As we began visiting farms and communities near Mbeya, one thing started to shine through with great clarity. These farmers and community leaders are passionate, talented, and committed people. They want to learn ways to grow their farms and create sustainable livelihoods for their families and their communities. One couple we spent time with used skills they learned to help them decide to switch from a coffee crop on part of their land to growing high-quality, nutrient-rich feed. This has ultimately helped them increase the production of their cows.
With Elanco’s commitment to ensuring there will be enough food for our growing global population, organizations like Heifer and the EADD project are critical partners. It’s in collaborations like this where we can directly use our talents to make a sustainable difference. The global population will grow to an estimated nine billion people by 2050. So the success of this project—and ultimately the farmers who will efficiently produce their food—is both urgent and important. It’s also just a start in Elanco’s commitment to global food security.

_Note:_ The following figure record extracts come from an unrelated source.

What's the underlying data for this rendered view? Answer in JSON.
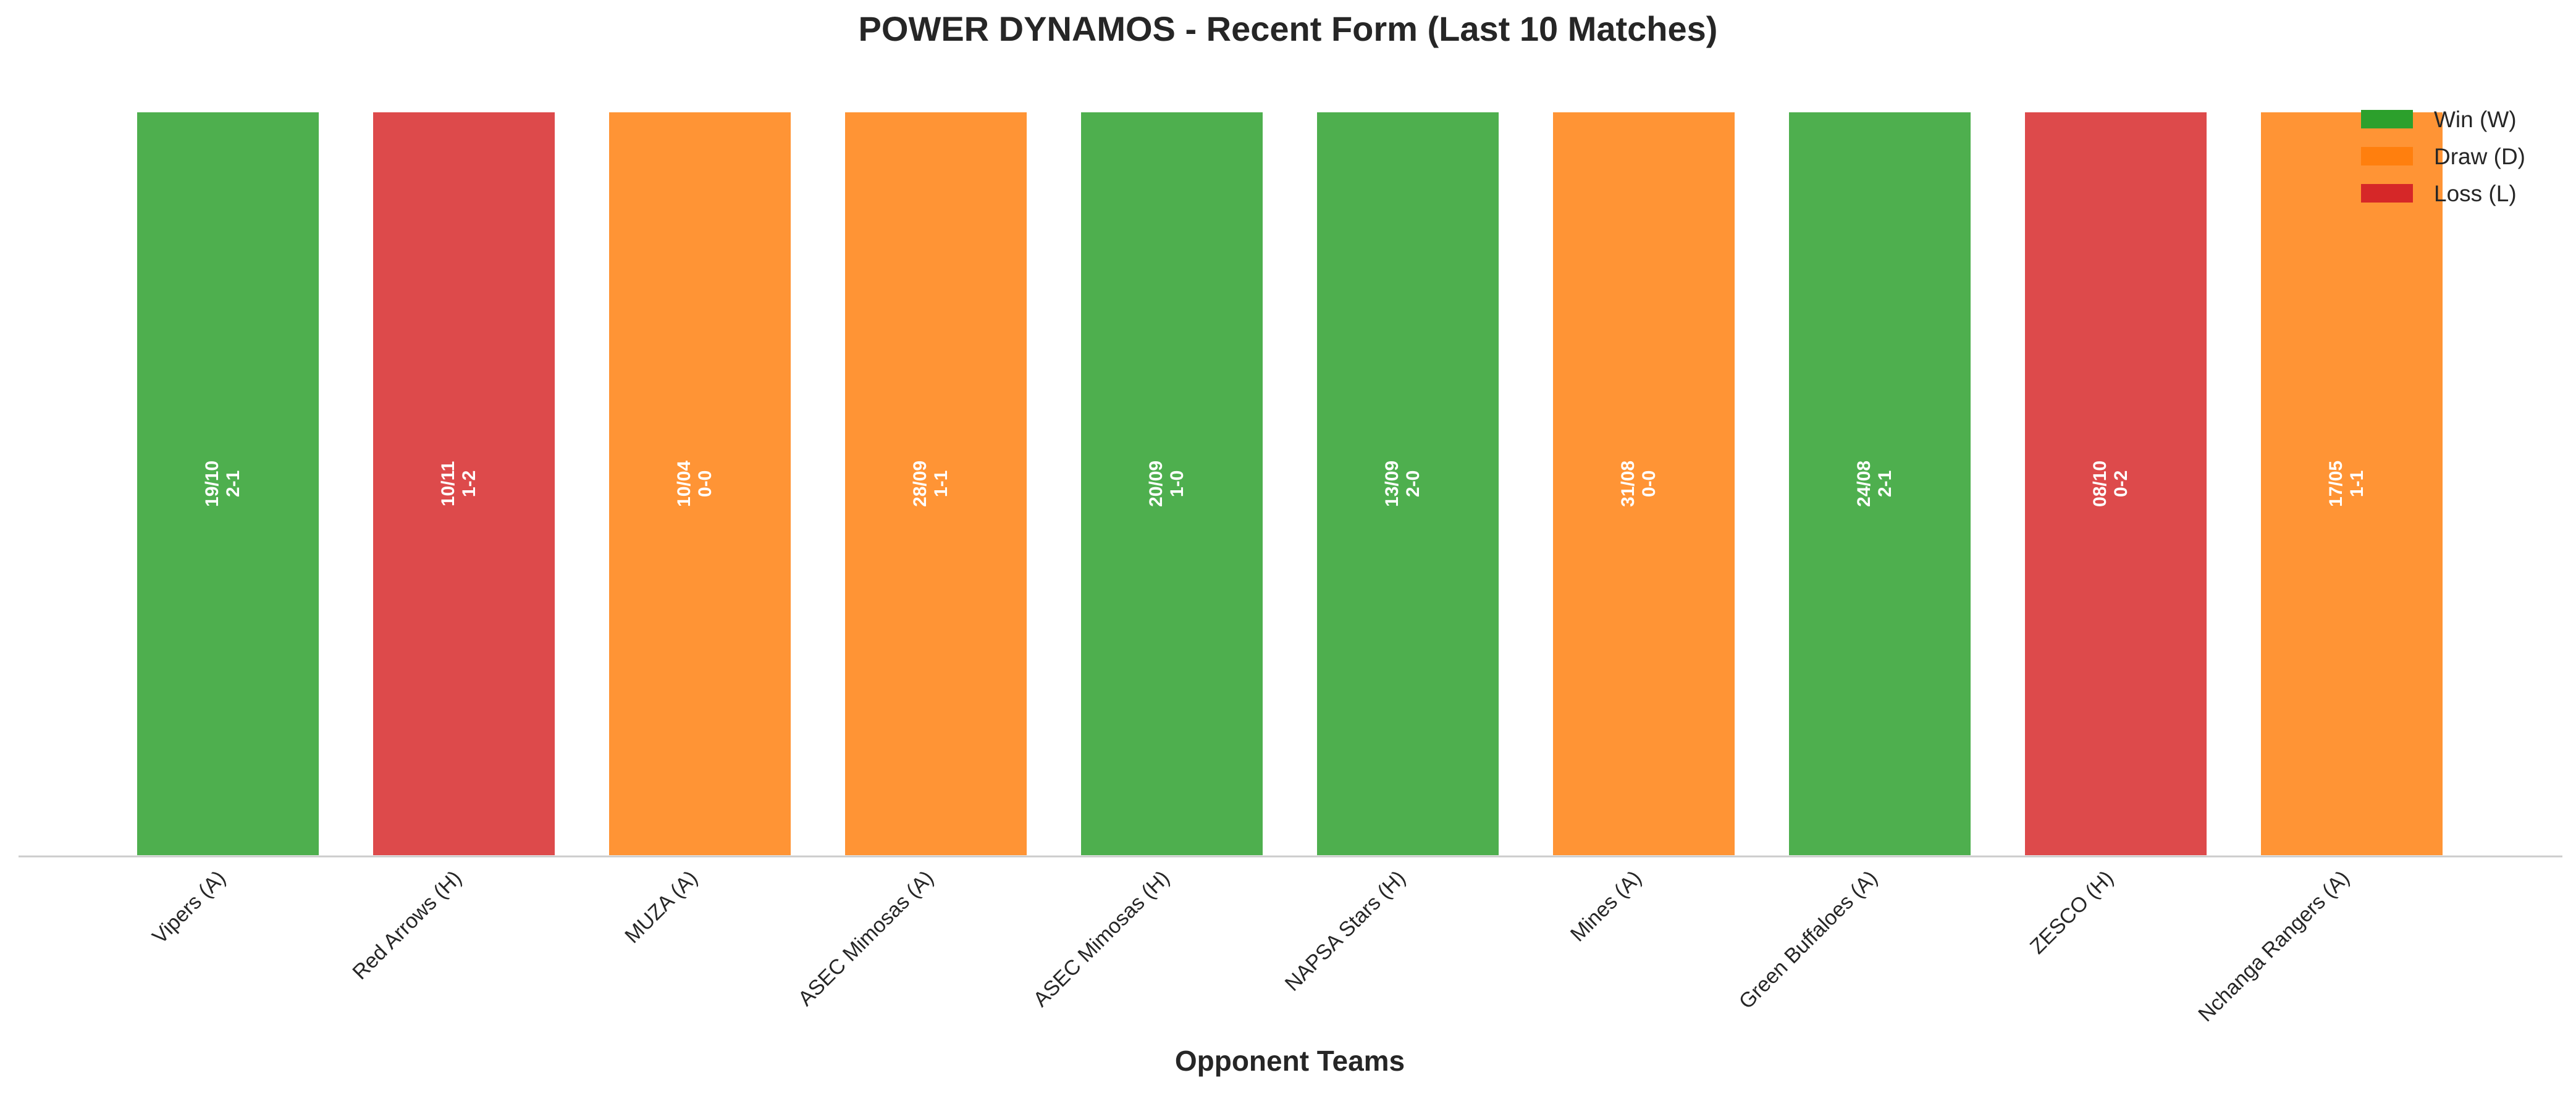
{
  "chart_data": {
    "type": "bar",
    "title": "POWER DYNAMOS - Recent Form (Last 10 Matches)",
    "xlabel": "Opponent Teams",
    "ylabel": "",
    "categories": [
      "Vipers (A)",
      "Red Arrows (H)",
      "MUZA (A)",
      "ASEC Mimosas (A)",
      "ASEC Mimosas (H)",
      "NAPSA Stars (H)",
      "Mines (A)",
      "Green Buffaloes (A)",
      "ZESCO (H)",
      "Nchanga Rangers (A)"
    ],
    "values": [
      1,
      1,
      1,
      1,
      1,
      1,
      1,
      1,
      1,
      1
    ],
    "ylim": [
      0,
      1.12
    ],
    "results": [
      "W",
      "L",
      "D",
      "D",
      "W",
      "W",
      "D",
      "W",
      "L",
      "D"
    ],
    "dates": [
      "19/10",
      "10/11",
      "10/04",
      "28/09",
      "20/09",
      "13/09",
      "31/08",
      "24/08",
      "08/10",
      "17/05"
    ],
    "scores": [
      "2-1",
      "1-2",
      "0-0",
      "1-1",
      "1-0",
      "2-0",
      "0-0",
      "2-1",
      "0-2",
      "1-1"
    ],
    "colors": {
      "W": "#2ca02c",
      "D": "#ff7f0e",
      "L": "#d62728"
    },
    "legend": {
      "placement": "top-right",
      "entries": [
        {
          "key": "W",
          "label": "Win (W)"
        },
        {
          "key": "D",
          "label": "Draw (D)"
        },
        {
          "key": "L",
          "label": "Loss (L)"
        }
      ]
    },
    "grid": false
  }
}
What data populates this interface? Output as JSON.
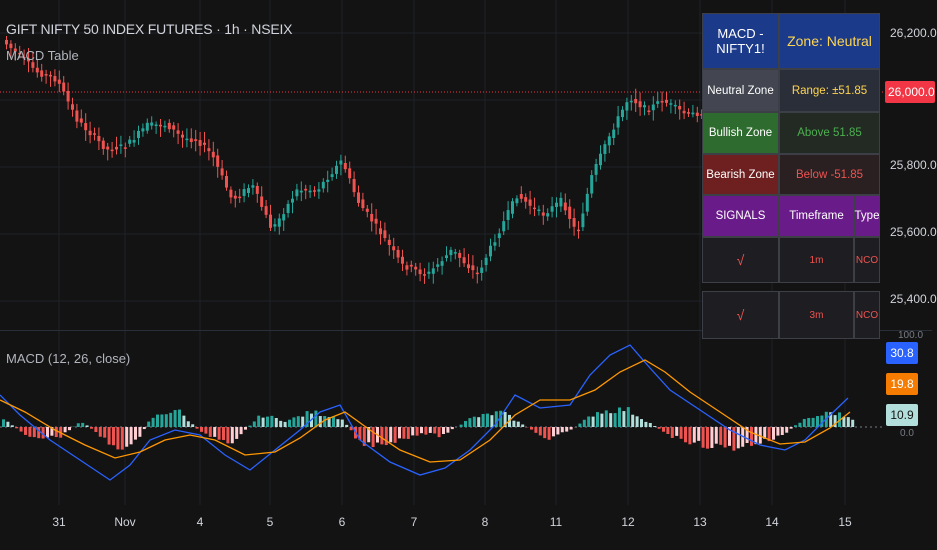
{
  "header": {
    "title": "GIFT NIFTY 50 INDEX FUTURES · 1h · NSEIX",
    "indicator_label": "MACD Table",
    "macd_label": "MACD (12, 26, close)"
  },
  "price_axis": {
    "ticks": [
      "26,200.0",
      "26,000.0",
      "25,800.0",
      "25,600.0",
      "25,400.0"
    ],
    "current_price": "26,000.0",
    "top_clipped": "100.0",
    "zero_clipped": "0.0"
  },
  "macd_badges": {
    "macd": "30.8",
    "signal": "19.8",
    "histogram": "10.9"
  },
  "time_axis": [
    "31",
    "Nov",
    "4",
    "5",
    "6",
    "7",
    "8",
    "11",
    "12",
    "13",
    "14",
    "15"
  ],
  "table": {
    "header_left": "MACD - NIFTY1!",
    "header_right": "Zone: Neutral",
    "rows": [
      {
        "zone": "Neutral Zone",
        "value": "Range: ±51.85"
      },
      {
        "zone": "Bullish Zone",
        "value": "Above 51.85"
      },
      {
        "zone": "Bearish Zone",
        "value": "Below -51.85"
      }
    ],
    "signals_header": [
      "SIGNALS",
      "Timeframe",
      "Type"
    ],
    "signals": [
      {
        "mark": "√",
        "timeframe": "1m",
        "type": "NCO"
      },
      {
        "mark": "√",
        "timeframe": "3m",
        "type": "NCO"
      }
    ]
  },
  "colors": {
    "background": "#131313",
    "up": "#26a69a",
    "down": "#ef5350",
    "macd_line": "#2962ff",
    "signal_line": "#ff9800",
    "price_line": "#f23645",
    "table_header": "#1c3a8a",
    "table_neutral": "#434651",
    "table_bull": "#2e6b2e",
    "table_bear": "#6e2020",
    "table_signals": "#6a1b8a"
  }
}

In the next five years, Elanco will use its resources to “break the cycle” of hunger in 100 communities. We will make food more secure for a sustainable period. By breaking the cycle of hunger we help create hope and opportunity for the hungry, while we experience hunger up close and personal. This builds on our past and present hunger initiatives in Indianapolis and other locations, along with Heifer projects. This initiative allows us to have more employees touch projects, include customers and to be even more global.”
– Jeff Simmons
Breaking the Cycle of Hunger
Elanco supports diverse global projects through employee and customer engagement to fight hunger and food security. Through Elanco’s innovations, volunteer efforts, customer engagement and financial support, we’ve already begun “breaking the cycle” in more than 20 communities, starting in 2013.
We’re committed to make a difference in communities that:
Impact a specific group of people with a hunger/food project;
involve Elanco employees for support;
Can be sustainable for at least one year;
May connect with Elanco key stakeholders and customers.
Our efforts to break the cycle will impact the following:
100 communities: “Break the Cycle” of hunger in 100 global communities by 2017 through local efforts and with customers.
100,000 families: A strategic relationship with Heifer International will help bring 100,000 families out of hunger.
Half-day per quarter: Providing all employees with an opportunity to use a half day per quarter to volunteer with a local hunger project.
Today’s reality is that more people live without nutritious food. As the global population continues rising and demand for meat, milk and eggs increases, we must be able to produce more with less. We believe that by breaking the cycle we can help ensure appropriate nourishment, improving growth and education, and ultimately impacting families, communities and countries.
Jeff Simmons serves as president of Elanco, the animal health division of Eli Lilly and Company. Elanco provides comprehensive products and knowledge services to improve animal health and food-animal production in more than 70 countries through its 6,500 employees worldwide.